Número é o mais recente compilado pela Associação Nacional dos Registradores de Pessoas Naturais, da terça-feira, e aponta para o déficit de testes. Debate sobre dados de mortes não é exclusividade do Brasil
Os óbitos suspeitos de coronavírus sem a confirmação precisa da causa se tornaram uma triste rotina nos hospitais do Brasil, onde faltam testes de detecção da doença para os vivos e também para os mortos. Famílias estão sendo obrigadas a enterrar seus entes queridos sem velório e em caixões lacrados sem saber se eles de fato foram vítimas da Covid-19. Uma outra consequência do déficit no número de kits para exames é a defasagem nas estatísticas oficiais do Ministério da Saúde e, consequentemente, em sua capacidade de dimensionar o tamanho do problema e enfrentá-lo.
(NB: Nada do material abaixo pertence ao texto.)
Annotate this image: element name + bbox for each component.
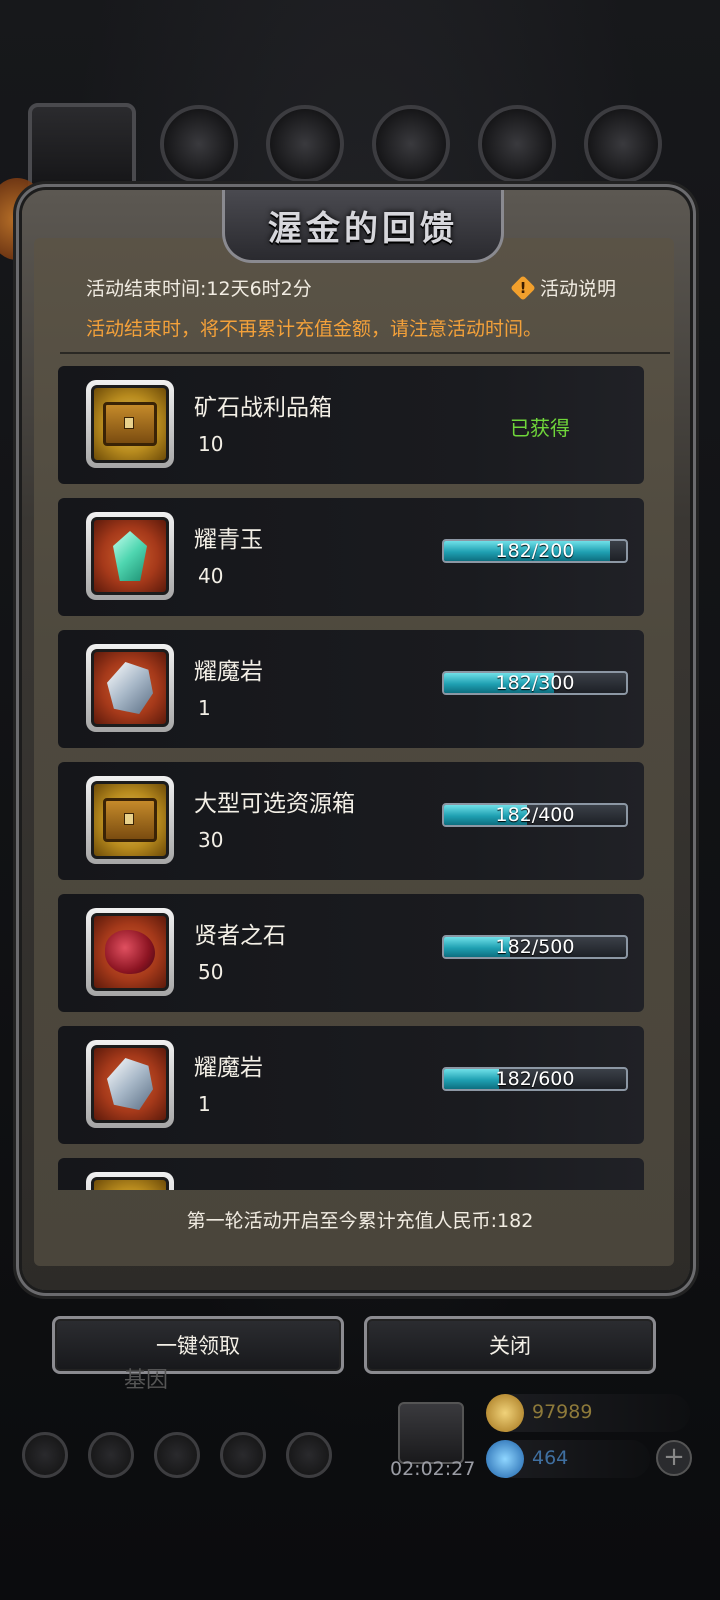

Informações do portal de transparência da Associação Nacional dos Registradores de Pessoas Naturais (Arpen), que representa os cartórios de registro civil no país, responsáveis pelo recebimento dos atestados de óbito, pintam um quadro mais sombrio, ou ao menos antecipado, do que os dados oficiais do Governo estão mostrando no momento.
Entre casos de mortes confirmadas e suspeitas de coronavírus, os cartórios registraram 748 óbitos do início da pandemia até esta terça-feira. No mesmo dia, a pasta comandada pelo ministro Luiz Henrique Mandetta computou 667 mortes confirmadas, 81 a menos do que a Arpen.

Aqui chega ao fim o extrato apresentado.